V. 13. Viele alte Ausleger deuteten Babylon allegorisch auf Rom. Diese Einbildung lassen sich die Papisten gern gefallen, damit Petrus als Vorsteher der römischen Kirche gelten könne. Die Schmach, die an diesem Namen haftet, schreckt sie nicht, wenn sie nur den Ehrentitel eines apostolischen Sitzes vorwenden können. Es liegt ihnen ja auch nicht viel an Christus, wenn ihnen nur Petrus bleibt. Ja, wenn sie nur den Namen des Stuhles Petri behalten können, haben sie nichts dagegen, dass sich ihr Rom in der tiefsten Hölle ansiedelt. Aber jene alte Einbildung ist grundlos. Und was vollends Eusebius und Hieronymus von einem fünfundzwanzigjährigen Aufenthalt des Petrus in Rom zu sagen wissen, widerlegt ein einfacher Blick auf die beiden ersten Kapitel des Galaterbriefs. Dass Petrus, als er seinen Brief schrieb, in Babylon sich befand, ist auch darum wahrscheinlicher, weil er damals den Markus als Begleiter bei sich hatte. Es stimmt dies auch besser mit seinem Beruf. Wir wissen ja, dass er insbesondere als Apostel für die Juden bestimmt war; so bereiste er vornehmlich solche Gegenden, in denen größere Scharen dieses Volkes wohnten.

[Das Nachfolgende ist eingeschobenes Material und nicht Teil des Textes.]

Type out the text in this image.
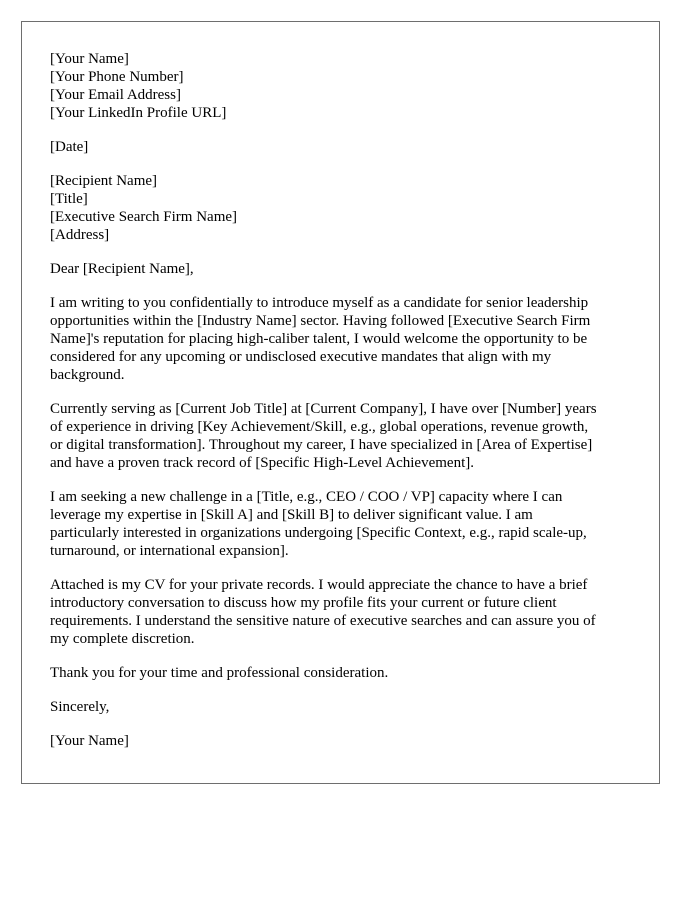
[Your Name]
[Your Phone Number]
[Your Email Address]
[Your LinkedIn Profile URL]
[Date]
[Recipient Name]
[Title]
[Executive Search Firm Name]
[Address]
Dear [Recipient Name],
I am writing to you confidentially to introduce myself as a candidate for senior leadership
opportunities within the [Industry Name] sector. Having followed [Executive Search Firm
Name]'s reputation for placing high-caliber talent, I would welcome the opportunity to be
considered for any upcoming or undisclosed executive mandates that align with my
background.
Currently serving as [Current Job Title] at [Current Company], I have over [Number] years
of experience in driving [Key Achievement/Skill, e.g., global operations, revenue growth,
or digital transformation]. Throughout my career, I have specialized in [Area of Expertise]
and have a proven track record of [Specific High-Level Achievement].
I am seeking a new challenge in a [Title, e.g., CEO / COO / VP] capacity where I can
leverage my expertise in [Skill A] and [Skill B] to deliver significant value. I am
particularly interested in organizations undergoing [Specific Context, e.g., rapid scale-up,
turnaround, or international expansion].
Attached is my CV for your private records. I would appreciate the chance to have a brief
introductory conversation to discuss how my profile fits your current or future client
requirements. I understand the sensitive nature of executive searches and can assure you of
my complete discretion.
Thank you for your time and professional consideration.
Sincerely,
[Your Name]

Wenn er nun von den Brüdern dort sagt: die samt euch auserwählet sind, so will er damit die anderen zu einer stets wachsenden Befestigung ihres Glaubens anhalten. Denn es war eine große Sache, dass Juden aus so weit voneinander entfernten Weltgegenden zu einer auserwählten Gottesgemeinde zusammenwuchsen.

Mein Sohn. Diesen Ehrentitel gibt der Apostel dem Markus, weil er ihm das Leben des Glaubens geschenkt hatte, gleichwie Paulus dem Timotheus. Der Kuss der Liebe soll als ein äußeres Zeichen der inneren Herzensgemeinschaft entsprechen.